As an example of how this would impact your setup: let's say that you have a marketing campaign, and you want to associate it with a visitor when they visit your landing page. They aren't logged in, so you don't have a unique identifier.

Don't Do This

heap.identify('guest');
heap.addUserProperties({campaign: 'Campaign Name'});

This will merge all visitors into a single user profile called 'guest', which will break any metrics that rely on user flow, or the unique user count.

Instead, Do This

heap.addUserProperties({campaign: 'Campaign Name'});

Now the campaign property will be associated with the anonymous user, using the value of the JavaScript variable 'campaign'.

Adding an Anonymous Unique Identifier of Your Own

Some tools require a unique identifier to be provided in order to add user-level properties.

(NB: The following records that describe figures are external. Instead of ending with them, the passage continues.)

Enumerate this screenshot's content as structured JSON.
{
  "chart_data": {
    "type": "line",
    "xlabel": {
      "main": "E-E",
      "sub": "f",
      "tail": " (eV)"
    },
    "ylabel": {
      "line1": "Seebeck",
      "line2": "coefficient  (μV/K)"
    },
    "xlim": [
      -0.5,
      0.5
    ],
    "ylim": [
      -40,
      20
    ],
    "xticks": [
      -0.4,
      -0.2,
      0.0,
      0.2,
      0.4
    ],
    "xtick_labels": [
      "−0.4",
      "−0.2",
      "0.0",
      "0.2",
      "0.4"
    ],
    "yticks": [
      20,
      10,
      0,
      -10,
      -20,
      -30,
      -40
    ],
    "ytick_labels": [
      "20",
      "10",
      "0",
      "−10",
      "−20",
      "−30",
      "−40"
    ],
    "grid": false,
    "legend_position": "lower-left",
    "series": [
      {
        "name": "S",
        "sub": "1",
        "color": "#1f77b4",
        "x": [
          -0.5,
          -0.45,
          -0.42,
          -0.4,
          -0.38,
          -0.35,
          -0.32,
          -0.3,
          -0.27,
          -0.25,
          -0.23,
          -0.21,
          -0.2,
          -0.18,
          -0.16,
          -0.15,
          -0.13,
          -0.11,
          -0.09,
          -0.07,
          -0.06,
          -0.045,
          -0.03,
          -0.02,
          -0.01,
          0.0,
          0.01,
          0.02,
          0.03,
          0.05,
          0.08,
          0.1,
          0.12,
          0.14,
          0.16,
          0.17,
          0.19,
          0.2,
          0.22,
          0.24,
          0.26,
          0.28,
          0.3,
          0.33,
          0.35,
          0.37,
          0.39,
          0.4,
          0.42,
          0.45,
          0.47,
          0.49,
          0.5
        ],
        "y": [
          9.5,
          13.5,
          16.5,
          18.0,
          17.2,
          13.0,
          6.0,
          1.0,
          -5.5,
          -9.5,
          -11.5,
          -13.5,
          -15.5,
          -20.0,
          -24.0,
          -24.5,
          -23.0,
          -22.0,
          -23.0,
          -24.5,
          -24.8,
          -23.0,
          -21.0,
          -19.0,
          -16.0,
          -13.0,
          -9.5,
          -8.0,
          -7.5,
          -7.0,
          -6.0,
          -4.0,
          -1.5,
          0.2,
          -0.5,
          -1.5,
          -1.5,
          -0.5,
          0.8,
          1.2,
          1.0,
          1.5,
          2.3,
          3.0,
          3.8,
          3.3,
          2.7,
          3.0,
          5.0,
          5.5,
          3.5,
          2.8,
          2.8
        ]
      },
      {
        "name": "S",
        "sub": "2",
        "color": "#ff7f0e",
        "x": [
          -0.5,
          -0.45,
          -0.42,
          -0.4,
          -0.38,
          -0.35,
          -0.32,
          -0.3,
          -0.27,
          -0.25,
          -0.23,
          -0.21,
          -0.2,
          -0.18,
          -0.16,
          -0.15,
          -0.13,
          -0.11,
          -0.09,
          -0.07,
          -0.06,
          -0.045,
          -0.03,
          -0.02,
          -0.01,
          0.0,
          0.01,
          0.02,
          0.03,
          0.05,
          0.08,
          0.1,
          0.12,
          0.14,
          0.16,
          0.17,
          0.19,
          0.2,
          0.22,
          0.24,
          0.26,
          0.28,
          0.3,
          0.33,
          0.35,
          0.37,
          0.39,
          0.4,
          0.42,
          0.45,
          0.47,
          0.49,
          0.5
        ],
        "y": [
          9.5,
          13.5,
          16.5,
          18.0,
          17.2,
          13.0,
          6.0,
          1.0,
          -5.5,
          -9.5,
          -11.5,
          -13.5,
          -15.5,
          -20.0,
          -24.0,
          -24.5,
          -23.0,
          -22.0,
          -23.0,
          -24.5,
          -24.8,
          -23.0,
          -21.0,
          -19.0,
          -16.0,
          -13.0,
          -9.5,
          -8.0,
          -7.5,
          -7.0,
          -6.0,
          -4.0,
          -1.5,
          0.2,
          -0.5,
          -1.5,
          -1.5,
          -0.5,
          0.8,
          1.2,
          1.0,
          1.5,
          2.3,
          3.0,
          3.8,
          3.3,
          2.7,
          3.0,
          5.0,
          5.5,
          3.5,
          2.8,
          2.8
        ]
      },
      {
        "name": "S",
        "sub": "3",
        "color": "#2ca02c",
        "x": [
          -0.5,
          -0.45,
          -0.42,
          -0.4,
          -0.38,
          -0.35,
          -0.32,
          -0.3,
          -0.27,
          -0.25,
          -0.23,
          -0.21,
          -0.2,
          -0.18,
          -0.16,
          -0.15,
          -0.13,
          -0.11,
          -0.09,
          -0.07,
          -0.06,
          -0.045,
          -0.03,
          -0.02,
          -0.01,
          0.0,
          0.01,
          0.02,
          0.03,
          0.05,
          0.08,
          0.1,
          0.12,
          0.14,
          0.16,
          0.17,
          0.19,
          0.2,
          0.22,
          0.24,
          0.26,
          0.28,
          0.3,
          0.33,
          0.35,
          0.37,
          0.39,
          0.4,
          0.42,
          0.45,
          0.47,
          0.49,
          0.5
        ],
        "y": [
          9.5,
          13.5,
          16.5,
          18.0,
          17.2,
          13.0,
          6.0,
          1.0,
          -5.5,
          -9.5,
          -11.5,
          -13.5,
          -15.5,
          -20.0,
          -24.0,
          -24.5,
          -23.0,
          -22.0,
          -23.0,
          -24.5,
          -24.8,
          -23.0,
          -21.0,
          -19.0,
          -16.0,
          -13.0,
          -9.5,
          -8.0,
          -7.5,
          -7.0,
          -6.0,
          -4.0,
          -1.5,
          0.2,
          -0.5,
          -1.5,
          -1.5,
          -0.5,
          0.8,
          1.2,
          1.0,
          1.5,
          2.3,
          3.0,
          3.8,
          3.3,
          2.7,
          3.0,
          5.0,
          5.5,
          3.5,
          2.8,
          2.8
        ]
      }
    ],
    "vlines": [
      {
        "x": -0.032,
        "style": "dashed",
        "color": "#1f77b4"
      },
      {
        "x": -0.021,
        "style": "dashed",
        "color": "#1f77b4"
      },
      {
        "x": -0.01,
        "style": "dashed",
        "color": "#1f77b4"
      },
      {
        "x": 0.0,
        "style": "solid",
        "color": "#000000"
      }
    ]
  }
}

This leads people to adding their own unique identifier to all visitors. Heap automatically assigns each unidentified user a unique user ID so that you are not required to call identify to add user-level properties. Assigning an identity to a user when it is not required can lead to undesirable, or unexpected behavior.

In the earlier section Identified User to New Identity, we covered what happens when an identified user is identified again with a different identity. Heap does not allow you to change an already applied identity or assign multiple identities to the same user. If you call identify with an anonymized identity, such as a uuid or random hash, this will be their permanent identity in Heap. If you call the identify API at another time for the same user with a different identity, such as an internal user ID or username, this will create a new user in Heap, splitting this users into two identified users, one with the random uuid containing all of the historical events, and another with the user ID or username which has events going forward.

Since Heap automatically creates a randomized unique identifier, it's not necessary for you to send your own identifier unless you are certain it is a unique, permanent identifier for the user. If you want to add properties to a user using addUserProperties, you can do so without providing a unique identifier. Calling heap.addUserProperties({property: 'value'}) will add this property to the anonymous user's Heap profile automatically.

Limitations of Server-Side Add User Properties

Heap's server-side add_user_properties API allows you to set user-level properties without having to tie them to an existing session. This is useful for when you want to backfill certain values that may not have been available at the time someone was visiting your site, or using your app.

The server-side Add User Properties API requires an identity as a parameter to attach user properties to a user. The client-side API acts within the context of a session, and because of this, uses a known Heap user ID when attaching properties. Since that user ID is not readily available when using the server-side API call, it's up to you to know the user's identity when applying properties.